De zaak, inclusief de vorderingen in de (overige) incidenten, zal daarom verwezen worden naar de kantonrechter.
2.7.
Energetica Natura zal als de in het ongelijk gestelde partij in de proces- en nakosten van het bevoegdheidsincident worden veroordeeld.
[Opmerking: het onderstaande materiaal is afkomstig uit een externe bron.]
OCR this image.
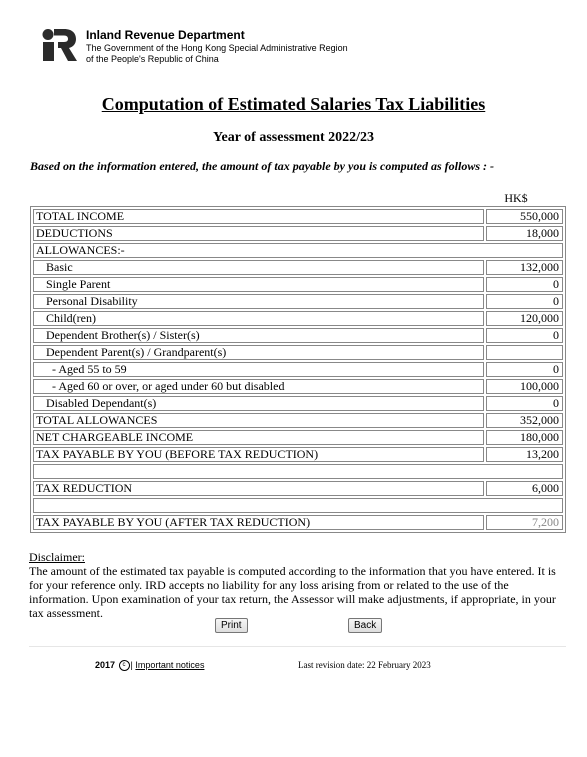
Inland Revenue Department
The Government of the Hong Kong Special Administrative Region
of the People's Republic of China
Computation of Estimated Salaries Tax Liabilities
Year of assessment 2022/23
Based on the information entered, the amount of tax payable by you is computed as follows : -
HK$
TOTAL INCOME	550,000
DEDUCTIONS	18,000
ALLOWANCES:-	
Basic	132,000
Single Parent	0
Personal Disability	0
Child(ren)	120,000
Dependent Brother(s) / Sister(s)	0
Dependent Parent(s) / Grandparent(s)	
- Aged 55 to 59	0
- Aged 60 or over, or aged under 60 but disabled	100,000
Disabled Dependant(s)	0
TOTAL ALLOWANCES	352,000
NET CHARGEABLE INCOME	180,000
TAX PAYABLE BY YOU (BEFORE TAX REDUCTION)	13,200

TAX REDUCTION	6,000

TAX PAYABLE BY YOU (AFTER TAX REDUCTION)	7,200
Disclaimer:
The amount of the estimated tax payable is computed according to the information that you have entered. It is for your reference only. IRD accepts no liability for any loss arising from or related to the use of the information. Upon examination of your tax return, the Assessor will make adjustments, if appropriate, in your tax assessment.
Print	Back
2017 c | Important notices	Last revision date: 22 February 2023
De proceskosten aan de zijde van [ged.hfdz./eis.inc.reconv./eis.inc.] worden begroot op € 508,00 (1,0 punt x € 508,00).

3.De beslissing

De rechtbank
in het incident tot onbevoegdverklaring
3.1.
wijst de vordering toe,
3.2.
veroordeelt Energetica Natura in de kosten van het incident, aan de zijde van [ged.hfdz./eis.inc.reconv./eis.inc.] tot op heden begroot op € 508,00 te vermeerderen met de wettelijke rente als bedoeld in artikel 6:119 BW over dit bedrag met ingang van de vijftiende dag na betekening van deze uitspraak tot de dag van volledige betaling,
3.3.
veroordeelt Energetica Natura in de na dit vonnis ontstane kosten, begroot op:
- € 173,00 aan salaris advocaat,
- te vermeerderen met € 90,00 aan salaris advocaat en met de explootkosten als [ged.hfdz./eis.inc.reconv./eis.inc.] niet binnen veertien dagen na aanschrijving aan het vonnis heeft voldaan en er vervolgens betekening van de uitspraak heeft plaatsgevonden,
3.4.
verklaart de proces- en nakostenveroordeling uitvoerbaar bij voorraad,
in de hoofdzaak en de overige incidenten
3.5.
verwijst de zaak in de stand waarin deze zich bevindt naar de rolzitting van de kamer voor kantonzaken van deze rechtbank, locatie Arnhem, op woensdag
9 augustus 2023om
10.00 uur,
3.6.
wijst partijen erop dat zij op de hiervoor vermelde rolzitting niet hoeven te verschijnen, omdat de kantonrechter eerst zal beslissen op welke wijze de procedure zal worden voortgezet, waarna de griffier partijen over deze beslissing zal informeren,
3.7.
wijst partijen erop dat zij in het vervolg van de procedure niet meer vertegenwoordigd hoeven te worden door een advocaat, maar ook persoonlijk of bij gemachtigde kunnen verschijnen,
3.8.
wijst partijen erop dat het in deze procedure geheven griffierecht ingevolge
art. 8 lid 4 WGBZ zal worden verlaagd en dat het teveel betaalde griffierecht door de griffier zal worden teruggestort.
Dit vonnis is gewezen door mr. E. Boerwinkel en in het openbaar uitgesproken op 12 juli 2023.